Optimizing Dwarfbot


Dwarf Fortress is an ascii based game, and is often called the world's most computationally heavy program. It simulates an entire world down to the teeth and nerves in each creature. The dev logs and associated bugs are also very humorous to read at times, like the one time babies were born wielding daggers. Or the one time animals wouldn't bred if they were unwilling to marry.

Anyway, one of the key features of Dwarf Fortress is that the 'ascii' graphics can be rendered in multiple fonts, called tilesets. For example, see the below image. As a small tour, to the upper left, there is a weaving station. On the right half, there is a small milita, some dogs, and a cat training to defend the fortress.

A screenshot of Dwarf Fortress.

As a challenge, I set out to create a fast python program that converts an in-game screenshot from one tileset to another tileset, without any other input. This program is named DwarfBot. Below is a demo - try sliding the white bar left and right:

This problem is difficult due to several factors:

  • The rendering algorithm is not public.
    • Reverse engineering introduces error.
  • Each screenshot can use any of ~180 possible tilesets, each with 256 different tiles.
    • Some tilesets share tile images.
  • The font colors can be anything.
  • Screenshots can introduce noise, and can be cropped poorly too.

Most importantly, this becomes a huge brute force problem. A naive implementation of this algorithm is estimated to take 5 hours to run. However, with a lot of tricks, this was boiled down to 15 seconds per image, with ~1 minute precomputation work. It took several tricks to get here, in python nonetheless, so let's discuss them below.

Heuristics

One part of the algorithm picks a location on the image, and then guesses which tile is there. This means testing every single tileset tile against the location. Each tile is given a confidence for how likely it is there.

This part happens to be very slow as it requires both guessing the foreground / background color of a tile, as well as rendering the tile. This happens hundreds of millions of times each run, if done naively.

A flow chart for guessing a tile.
A flow chart for guessing a tile.

What if, instead of testing every possibility, the majority of possibilities could be filtered out very quickly?

Introducing the first speed trick. We want a heuristic that allows us to quickly check if two tiles might be the same. This will allow us to compare part of a screenshot to a tileset tile to see if they match. The heuristic must be hue invariant, brightness invariant, and noise resistant.

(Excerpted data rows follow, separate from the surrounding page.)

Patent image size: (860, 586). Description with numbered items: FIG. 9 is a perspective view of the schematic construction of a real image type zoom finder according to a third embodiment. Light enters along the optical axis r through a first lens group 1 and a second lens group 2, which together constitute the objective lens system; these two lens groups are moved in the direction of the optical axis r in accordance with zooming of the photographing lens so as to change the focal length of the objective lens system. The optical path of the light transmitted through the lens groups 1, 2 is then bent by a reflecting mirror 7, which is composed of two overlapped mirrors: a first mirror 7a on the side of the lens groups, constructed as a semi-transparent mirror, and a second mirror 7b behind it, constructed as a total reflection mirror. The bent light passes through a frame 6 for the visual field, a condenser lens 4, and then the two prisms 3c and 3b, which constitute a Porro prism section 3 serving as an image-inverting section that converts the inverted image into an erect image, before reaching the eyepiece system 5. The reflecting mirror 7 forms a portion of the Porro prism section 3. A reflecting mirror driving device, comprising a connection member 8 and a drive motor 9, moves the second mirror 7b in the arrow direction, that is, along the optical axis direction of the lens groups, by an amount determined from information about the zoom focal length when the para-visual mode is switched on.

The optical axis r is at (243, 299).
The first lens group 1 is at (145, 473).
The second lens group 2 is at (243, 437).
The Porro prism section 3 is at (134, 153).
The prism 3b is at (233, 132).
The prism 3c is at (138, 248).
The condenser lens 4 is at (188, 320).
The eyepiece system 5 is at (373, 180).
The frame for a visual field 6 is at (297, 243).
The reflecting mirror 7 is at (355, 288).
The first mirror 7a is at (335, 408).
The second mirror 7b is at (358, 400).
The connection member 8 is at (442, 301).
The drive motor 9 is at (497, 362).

The original heuristic used was entropy. Each color in a tile was assigned a unique id, and the entropy of the id's was calculated. This heuristic, while color invariant, does not handle noise well. Noise introduces or removes colors, and hence skews the entropy.

Meanwhile, the current heuristic calculates the difference between consecutive pixels, then zeros and scales the resultant vector. The result is called the tile summary. Two tiles are compared by calculating the dot of their summaries, meaning that similar tiles will have a higher result. This heuristic fulfills the original requirements, and provides an easily interpretable comparison. The latter allows us to control the leniency of the filter as well.

The filter is so effective that entire tilesets are often discarded at a time. It provided the largest speed up of every trick used, having caused a ~120 times speedup. Looking forwards, it might be possible to add a second filtering step for even more speed.

Optimizing Numpy

With the above additions, profiling identified a few bottlenecks spread throughout the code. The major pain points were generating renderings of tiles, as well as computing and comparing tile summaries.

Now this is obvious in hindsight, but the tile summary code was very repetitive. It was computing the dot product between many vectors and a single vector via a for loop. Via vectorization, I was able to squash this to a single numpy dot(), to take advantage of bulk optimizations. The function's share of run time fell from ~35% to ~10%.

Looking to optimize the tile rendering code next, I wanted to vectorize it as well, but was skeptical because of two if statements. However, one if was easy to replicate using a boolean mask, and the other was true or false for the entire method call. Vectorization was not as difficult as expected.

As a general reminder, if your code is performance critical, make sure to vectorize or parallelize it. Make use of all the compute resources that you have available, so that they aren't idle. As an example, Machine Learning systems become much faster the more that they are vectorized.

One other optimization worth noting is that numpy operations sometimes copy the parameters involved. It is good to avoid unnecessary copies whenever possible. This can be done by both by using certain operations (ex: ravel vs flatten), as well as specifying the out parameter. These optimizations improved program performance slightly.

Precomputation

After making the existing algorithm quite efficient, the next step is to cache calculations, or even to precompute them at the beginning.

The main challenge here was to develop a data structure possible of cleanly passing lots of data around the code. This is a public project, and should be as neat as possible for others.

To take things a step further, a lot of the precomputations are saved to file, so as to avoid recomputing them at every single program run. Not all precomputations are saved to file, as numpy data types don't jsonify well, but many are.

In the future, it would be nice to cache more. Several tilesets sample the same data from the screenshot, and hence a lot of calculations are repeated. Caching would require even more code infrastructure built up to nicely store data, but is guesstimated to save ~30% runtime.